The goal of this project is to develop a simplified version of pb, a boundary detection algorithm. The pb-lite algorithm utilizes brightness and texture data to improve upon both the Sobel and Canny boundary detection algorithms. The pb-lite algorithm follows the following work-flow. On a given image input, we first create a gray-scale (brightness) copy of the image, and generate a filter bank of derivative Gaussian filters at 16 orientations and 2 scales. We also generate a set half-disk filters at 16 orientations (then sorted into 8 left-right respective pairs) and 3 scales. The second step is to generate a texton map. This texton map groups sections of the image together based upon the sections texture. Next, we find gradients for both the texton map, and gray-scale data. Finally, we use this gradient data to improve the Sobel and Canny border detection algorithms.
The generation of Derivative Gaussian and filter masks is a relatively simple process. We are given a vector of orientation values and a vector of sigma scale values. For each sigma scale, we first create a base derivative Gaussian, by convolving a Gaussian filter, using sigma, with a Sobel filter. Then we rotate the base filter according to the orientation values.
The next step is to create a bank of half-disk masks. This was a very simple operation. Given a vector of orientations and scales, I produced a 3D mask cell-array. One dimension of the array was for the dimensions, the second was for the scales, and the third was a binary dimension for left/right (180 degree opposite) orientations. To get the half disk at each scale I used the built-in disk filter to produce a scaled circle base image. I then performed the ceil function on the image, and cut off the right half to get the desired half disk image. I then rotated the base images according to the orientation values to get the left image, and then rotated by another 180 degrees to get the right image.
The next step is to attempt to cluster the image by textures. We do this by convolving each filter in the filter bank with the source images. We then create a texton map from these 32 results, by using kmeans a provided utility script. Most of the code converts 32 convolved images into a format that kmeans can work with. We simply reshape each image into 1 dimensional list, and assign to a row in the data matrix. Kmeans operates on this data matrix and returns a membership list. We then reshape this list into a matrix with the same dimensions as the original image. A pixel will be mapped to a cluster's index.

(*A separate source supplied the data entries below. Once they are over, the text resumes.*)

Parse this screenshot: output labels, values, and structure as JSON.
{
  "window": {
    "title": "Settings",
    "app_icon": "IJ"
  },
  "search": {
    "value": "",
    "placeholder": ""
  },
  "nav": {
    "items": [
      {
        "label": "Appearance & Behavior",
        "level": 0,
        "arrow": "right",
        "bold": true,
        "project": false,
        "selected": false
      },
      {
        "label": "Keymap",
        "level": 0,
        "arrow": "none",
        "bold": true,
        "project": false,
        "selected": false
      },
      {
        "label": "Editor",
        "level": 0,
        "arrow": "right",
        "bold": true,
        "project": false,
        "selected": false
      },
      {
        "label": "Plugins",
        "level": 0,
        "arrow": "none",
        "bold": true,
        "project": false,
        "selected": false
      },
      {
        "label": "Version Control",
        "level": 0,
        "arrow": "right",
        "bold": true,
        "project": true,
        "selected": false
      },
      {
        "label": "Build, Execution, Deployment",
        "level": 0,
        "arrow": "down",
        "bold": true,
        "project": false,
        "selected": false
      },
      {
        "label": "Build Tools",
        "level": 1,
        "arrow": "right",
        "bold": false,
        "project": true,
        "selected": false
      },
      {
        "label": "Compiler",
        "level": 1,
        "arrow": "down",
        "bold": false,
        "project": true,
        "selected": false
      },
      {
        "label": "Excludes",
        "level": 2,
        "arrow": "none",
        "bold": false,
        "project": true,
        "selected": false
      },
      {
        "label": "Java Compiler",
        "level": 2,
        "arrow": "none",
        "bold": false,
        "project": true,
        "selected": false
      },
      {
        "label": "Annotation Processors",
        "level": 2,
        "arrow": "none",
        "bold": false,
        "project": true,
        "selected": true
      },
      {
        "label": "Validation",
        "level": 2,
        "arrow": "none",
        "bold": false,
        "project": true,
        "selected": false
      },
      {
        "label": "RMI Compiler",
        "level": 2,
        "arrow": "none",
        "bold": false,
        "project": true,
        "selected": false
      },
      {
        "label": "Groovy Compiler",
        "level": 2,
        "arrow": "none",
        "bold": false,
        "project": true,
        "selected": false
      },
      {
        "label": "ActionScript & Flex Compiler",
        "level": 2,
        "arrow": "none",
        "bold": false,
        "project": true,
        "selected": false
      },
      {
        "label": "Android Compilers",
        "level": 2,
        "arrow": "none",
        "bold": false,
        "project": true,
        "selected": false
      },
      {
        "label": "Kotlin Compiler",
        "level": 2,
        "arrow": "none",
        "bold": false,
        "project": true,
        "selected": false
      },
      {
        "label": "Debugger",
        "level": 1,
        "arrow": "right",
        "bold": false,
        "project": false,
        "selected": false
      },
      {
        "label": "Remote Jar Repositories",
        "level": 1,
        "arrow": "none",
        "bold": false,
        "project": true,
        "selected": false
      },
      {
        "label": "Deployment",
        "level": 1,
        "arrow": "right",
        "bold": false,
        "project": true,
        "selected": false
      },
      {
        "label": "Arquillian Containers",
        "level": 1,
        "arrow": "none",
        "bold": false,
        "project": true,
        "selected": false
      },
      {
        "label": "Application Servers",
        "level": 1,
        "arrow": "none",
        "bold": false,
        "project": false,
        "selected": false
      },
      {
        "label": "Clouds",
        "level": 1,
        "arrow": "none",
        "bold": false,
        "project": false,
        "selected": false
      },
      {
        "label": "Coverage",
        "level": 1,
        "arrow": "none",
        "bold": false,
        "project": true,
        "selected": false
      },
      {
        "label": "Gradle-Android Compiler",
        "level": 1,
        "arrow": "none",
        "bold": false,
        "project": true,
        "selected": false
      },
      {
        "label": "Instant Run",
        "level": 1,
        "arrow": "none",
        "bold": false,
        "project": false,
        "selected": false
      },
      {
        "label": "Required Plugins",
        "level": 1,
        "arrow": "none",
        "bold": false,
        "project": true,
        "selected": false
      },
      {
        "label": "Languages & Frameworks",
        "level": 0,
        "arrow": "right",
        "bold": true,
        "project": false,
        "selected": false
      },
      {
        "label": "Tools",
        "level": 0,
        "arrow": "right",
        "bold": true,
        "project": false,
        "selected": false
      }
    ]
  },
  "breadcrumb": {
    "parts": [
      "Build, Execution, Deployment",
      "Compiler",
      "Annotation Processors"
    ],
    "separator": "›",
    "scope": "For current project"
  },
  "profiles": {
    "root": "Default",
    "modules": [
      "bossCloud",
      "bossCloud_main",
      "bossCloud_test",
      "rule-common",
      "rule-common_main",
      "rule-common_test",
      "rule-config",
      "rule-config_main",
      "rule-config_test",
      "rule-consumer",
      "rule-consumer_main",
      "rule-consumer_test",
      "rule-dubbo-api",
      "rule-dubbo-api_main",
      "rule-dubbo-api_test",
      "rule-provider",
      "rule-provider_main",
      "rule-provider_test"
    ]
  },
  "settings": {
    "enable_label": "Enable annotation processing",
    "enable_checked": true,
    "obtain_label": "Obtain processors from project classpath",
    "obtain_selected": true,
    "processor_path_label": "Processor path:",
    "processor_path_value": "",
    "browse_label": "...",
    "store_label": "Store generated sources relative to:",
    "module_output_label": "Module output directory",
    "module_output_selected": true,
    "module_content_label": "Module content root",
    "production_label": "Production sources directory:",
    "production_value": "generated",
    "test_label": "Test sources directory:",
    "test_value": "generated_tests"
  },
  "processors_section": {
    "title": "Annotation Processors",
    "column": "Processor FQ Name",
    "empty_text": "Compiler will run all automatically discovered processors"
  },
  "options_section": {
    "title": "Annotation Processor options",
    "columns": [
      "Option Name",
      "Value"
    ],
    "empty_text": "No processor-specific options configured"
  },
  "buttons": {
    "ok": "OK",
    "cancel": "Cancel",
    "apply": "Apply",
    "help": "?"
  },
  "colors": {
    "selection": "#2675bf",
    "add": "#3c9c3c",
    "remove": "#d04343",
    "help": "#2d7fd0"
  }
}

Now we have a texton map and a brightness image and we want to turn them both into gradient images. I did this by creating histograms for all of the each image. We will create a 3D matrix with dimensions that are the width and height of the image. The third dimension will be the size of the number of buckets desired for for the histogram. Now for each bucket, we will loop through the x,y pairs in the image. If the value at each x,y pair is within the buckets range, we set the corresponding x,y,bucket to 1, else we let the value be zero.
Next we convolve each histogram layer with each of the half-disk mask left-right pairs. For each left-right pair, we sum the half the chi square distance (see below) between the left convolve and right convolve at each bin level. The returned gradient is the set of the 2D chi_squrare_dist, which should have a size of the number of scales multiplied by the number of orientations.
We have finally reached the part where all of the magic happens. We will now improve on the Sobel and Canny filters using our brightness and texture gradients. To do this, I first took the average of the texture and brightness gradients. Next I added the Sobel and Canny results and then pixelwise multiplied it by both the normalized averaged texture gradient and the normalized average brightness gradient. I then normalize the result and return it.